TROPES extrait le type de mise en scène développé dans le discours, en s’appuyant notamment sur la classe de verbes dominante dans le discours (Marchand, 1998). Les mises en scène traduisent une intention particulière de l’auteur à travers son discours à destination de son (ou ses) interlocuteur(s). Les quatre mises en scènes suivantes sont disponibles :

- « Ancrée dans le réel » : indique la présence de verbes de la famille d'être et avoir. - « Dynamique, action » indique la présence de verbes d'action.

- « Prise en charge par le narrateur » indique la présence de verbes permettant de réaliser une déclaration sur un état, une action...

- « Prise en charge à l'aide du "je" » précise que la prise en charge du discours se caractérise par une appropriation du discours par le locuteur la présence de nombreux pronoms à la première personne du singulier (« moi », « je », « me »...).

TROPES dégage également le style argumentatif général du texte soumis. Quatre style généraux sont disponibles (sur la base des travaux de Charaudeau, 1992 ; Ghilgione & al., 1998 ; Marchand 1998,). :

- Le style plutôt argumentatif s’adresse à la partie raisonnante de l’interlocuteur, passe par l’expression d’une conviction et d’une explication transmise à l’interlocuteur pour le persuader et modifier son comportement.

Le style plutôt narratif permet de construire une succession d’actions qui s’influencent les unes les autres et se transforment dans un enchaînement progressif, en modifiant à leur tour les acteurs mis en scène.

- Le style descriptif permet de 1/ nommer, c’est-à-dire donner existence à des objets discursifs et permet de localiser, 2/ situer, déterminer la place occupée par ces objets dans l’espace et le temps, 3/ de qualifier, c'est-à-dire de donner un sens particulier à ces objets, et ce de manière plus ou moins objective.

- Le style énonciatif remplit trois fonctions : 1/ établir un rapport d’influence entre le locuteur et l’interlocuteur, soit dans un rapport de force, soit dans un rapport de demande, 2/ révéler le point de vue du locuteur sur différents modes (e.g. celui du savoir, de l’évaluation), 3/ témoigner de la parole de l’autre-tiers, soit par un propos qui s’impose de lui-même (de l’ordre de l’évidence), soit par un propos rapporté.
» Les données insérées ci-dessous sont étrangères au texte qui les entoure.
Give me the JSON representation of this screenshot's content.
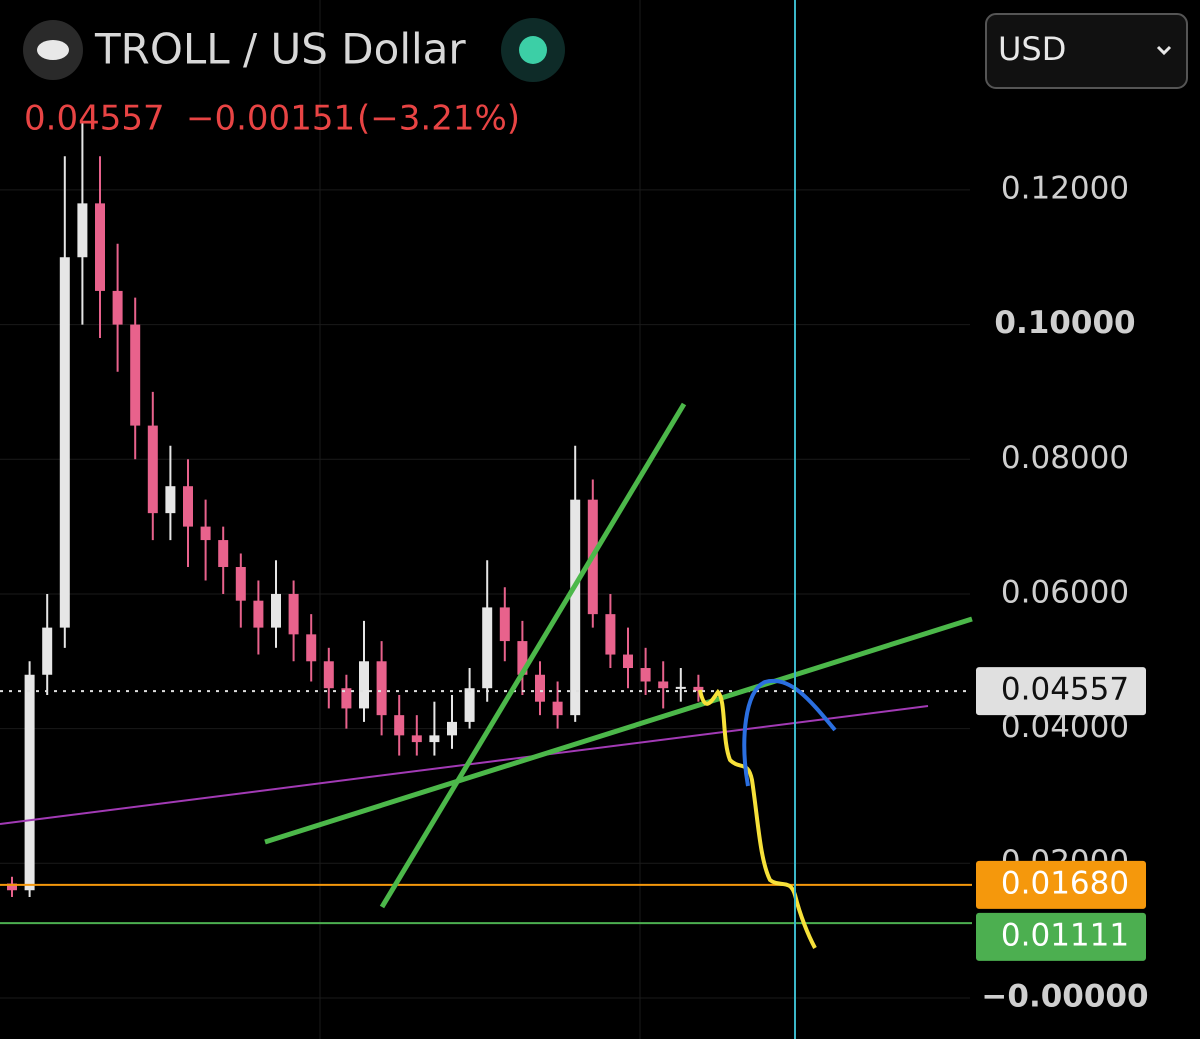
{
  "header": {
    "title": "TROLL / US Dollar",
    "price": "0.04557",
    "change": "−0.00151",
    "change_pct": "(−3.21%)",
    "currency": "USD"
  },
  "chart_data": {
    "type": "candlestick",
    "open": [
      0.017,
      0.016,
      0.048,
      0.055,
      0.11,
      0.118,
      0.105,
      0.1,
      0.085,
      0.072,
      0.076,
      0.07,
      0.068,
      0.064,
      0.059,
      0.055,
      0.06,
      0.054,
      0.05,
      0.046,
      0.043,
      0.05,
      0.042,
      0.039,
      0.038,
      0.039,
      0.041,
      0.046,
      0.058,
      0.053,
      0.048,
      0.044,
      0.042,
      0.074,
      0.057,
      0.051,
      0.049,
      0.047,
      0.046,
      0.0462
    ],
    "high": [
      0.018,
      0.05,
      0.06,
      0.125,
      0.13,
      0.125,
      0.112,
      0.104,
      0.09,
      0.082,
      0.08,
      0.074,
      0.07,
      0.066,
      0.062,
      0.065,
      0.062,
      0.057,
      0.052,
      0.048,
      0.056,
      0.053,
      0.045,
      0.042,
      0.044,
      0.045,
      0.049,
      0.065,
      0.061,
      0.056,
      0.05,
      0.047,
      0.082,
      0.077,
      0.06,
      0.055,
      0.052,
      0.05,
      0.049,
      0.048
    ],
    "low": [
      0.015,
      0.015,
      0.045,
      0.052,
      0.1,
      0.098,
      0.093,
      0.08,
      0.068,
      0.068,
      0.064,
      0.062,
      0.06,
      0.055,
      0.051,
      0.052,
      0.05,
      0.047,
      0.043,
      0.04,
      0.041,
      0.039,
      0.036,
      0.036,
      0.036,
      0.037,
      0.04,
      0.044,
      0.05,
      0.045,
      0.042,
      0.04,
      0.041,
      0.055,
      0.049,
      0.046,
      0.045,
      0.043,
      0.044,
      0.044
    ],
    "close": [
      0.016,
      0.048,
      0.055,
      0.11,
      0.118,
      0.105,
      0.1,
      0.085,
      0.072,
      0.076,
      0.07,
      0.068,
      0.064,
      0.059,
      0.055,
      0.06,
      0.054,
      0.05,
      0.046,
      0.043,
      0.05,
      0.042,
      0.039,
      0.038,
      0.039,
      0.041,
      0.046,
      0.058,
      0.053,
      0.048,
      0.044,
      0.042,
      0.074,
      0.057,
      0.051,
      0.049,
      0.047,
      0.046,
      0.0462,
      0.04557
    ],
    "up_color": "#e6e6e6",
    "down_color": "#e8628c",
    "ylim": [
      -0.00609,
      0.1482
    ],
    "yticks": [
      {
        "value": 0.12,
        "label": "0.12000"
      },
      {
        "value": 0.1,
        "label": "0.10000"
      },
      {
        "value": 0.08,
        "label": "0.08000"
      },
      {
        "value": 0.06,
        "label": "0.06000"
      },
      {
        "value": 0.04,
        "label": "0.04000"
      },
      {
        "value": 0.02,
        "label": "0.02000"
      },
      {
        "value": 0,
        "label": "−0.00000"
      }
    ],
    "price_lines": [
      {
        "value": 0.04557,
        "label": "0.04557",
        "color": "#e0e0e0"
      },
      {
        "value": 0.0168,
        "label": "0.01680",
        "color": "#f5980c"
      },
      {
        "value": 0.01111,
        "label": "0.01111",
        "color": "#4caf50"
      }
    ]
  }
}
Concernant l’analyse du corpus d’ordonnances de renvoi, un tableau de données a pu être établi comportant les fréquences (en %) des différents marqueurs langagiers cités ci-

dessus pour chacune des ordonnances. TROPES indique également si un marqueur peut être considéré particulièrement fréquent dans le document soumis comparé à son utilisation dans la langue française. Une catégorie de mot est considérée fréquente lorsque son taux d’utilisation dans le texte analysé dépasse son usage habituel dans la langue concernée (normes intégrées au logiciel basées sur un grand nombre de textes d’origine diverses, Ghiglione & al., 1998). Sur la base de ces données, une première analyse a été réalisée afin d’observer si une structure syntaxique commune aux ordonnances se dégageait. Dans cette analyse, chaque ordonnance prend donc ici le statut d’observation (N = 44). Les interprétations des résultats s’appuient principalement sur les indications de catégories fréquentes (excepté concernant certains marqueurs langagiers pour lesquels TROPES fournit uniquement les fréquences d’apparition, comme les modes et les temps verbaux).